讲座：Convexification of constrained nonlinear optimization problems with indicator variables
题 目：Convexification of constrained nonlinear optimization problems with indicator variables
嘉 宾：Andrés Gómez, Assistant Professor, the University of Southern California
主持人：何滔滔 助理教授 上海交通大学安泰经济与管理学院
地 点：ZOOM (校内师生如需会议号和密码，请发送电邮至xuziqing@sjtu.edu.cn获取)
Indicator variables arise pervasively in optimization problems to enforce logical constraints. For example, in machine learning, indicator variables are used when imposing sparsity, which in turn leads to interpretable statistical models with improved out-of-sample performance. In finance, indicator variables are used to control the size of the portfolio, and are essential for modeling fixed transaction costs. Traditionally, indicator variables are encoded in mixed-integer optimization solvers via “big M” constraints, but such formulation may result in poor performance. Recently, there has been substantial progress in handling indicator variables, with most of the work based on the convexification of sets involving both indicator variable and separable nonlinear functions.

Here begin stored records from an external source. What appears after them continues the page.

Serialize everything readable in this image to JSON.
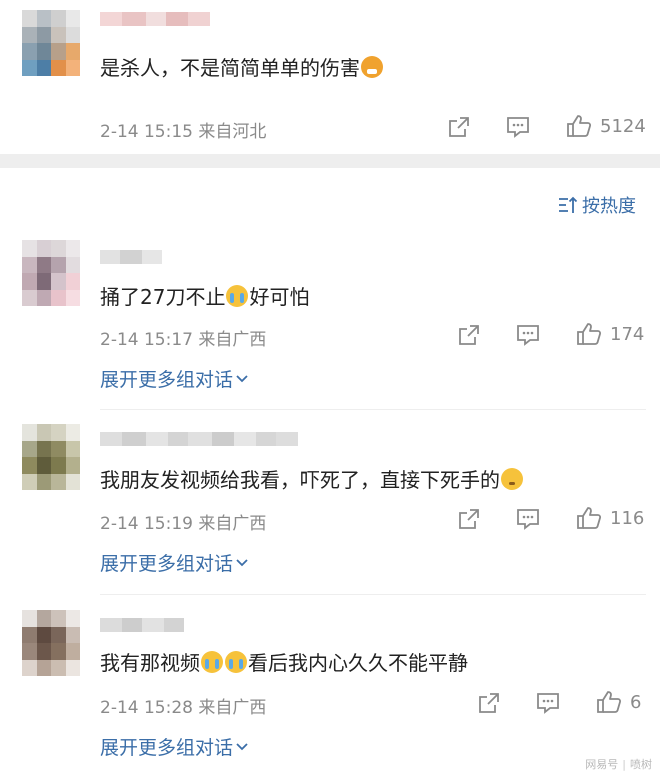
{
  "sort": {
    "label": "按热度"
  },
  "comments": [
    {
      "text_parts": [
        "是杀人，不是简简单单的伤害"
      ],
      "emoji": [
        "angry-emoji"
      ],
      "time": "2-14 15:15",
      "location": "来自河北",
      "likes": "5124",
      "expand_label": ""
    },
    {
      "text_parts": [
        "捅了27刀不止",
        "好可怕"
      ],
      "emoji": [
        "crying-emoji"
      ],
      "time": "2-14 15:17",
      "location": "来自广西",
      "likes": "174",
      "expand_label": "展开更多组对话"
    },
    {
      "text_parts": [
        "我朋友发视频给我看，吓死了，直接下死手的"
      ],
      "emoji": [
        "thinking-emoji"
      ],
      "time": "2-14 15:19",
      "location": "来自广西",
      "likes": "116",
      "expand_label": "展开更多组对话"
    },
    {
      "text_parts": [
        "我有那视频",
        "看后我内心久久不能平静"
      ],
      "emoji": [
        "crying-emoji",
        "crying-emoji"
      ],
      "time": "2-14 15:28",
      "location": "来自广西",
      "likes": "6",
      "expand_label": "展开更多组对话"
    }
  ],
  "watermark": {
    "left": "网易号",
    "right": "喷树"
  },
  "colors": {
    "link": "#3b6ea8",
    "meta": "#8a8a8a",
    "band": "#eeeeee"
  }
}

In this talk we present recent work in pushing beyond the simple structures previously studied in the literature. Specifically, we derive ideal convexifications for sets involving non-separable nonlinear functions, and with additional constraints on both the continuous variables and indicator constraints. We show that by including and exploiting additional constraints, it is indeed possible to obtain much better convex relaxations of mixed-integer problems arising in sparse regression and portfolio optimization.
Dr. Andrés Gómez received his B.S. in Mathematics and B.S. in Computer Science from the Universidad de los Andes (Colombia) in 2011 and 2012, respectively. He then obtained his M.S. and Ph.D. in Industrial Engineering and Operations Research from the University of California Berkeley in 2014 and 2017, respectively. From 2017 to 2019, Dr. Gómez worked as an Assistant Professor in the Department of Industrial Engineering at the University of Pittsburgh, and since 2019 he is an Assistant Professor in the Department of Industrial and Systems Engineering at the University of Southern California. Dr. Gómez research focuses on developing new theory and tools for challenging optimization problems arising in finance, machine learning and statistics.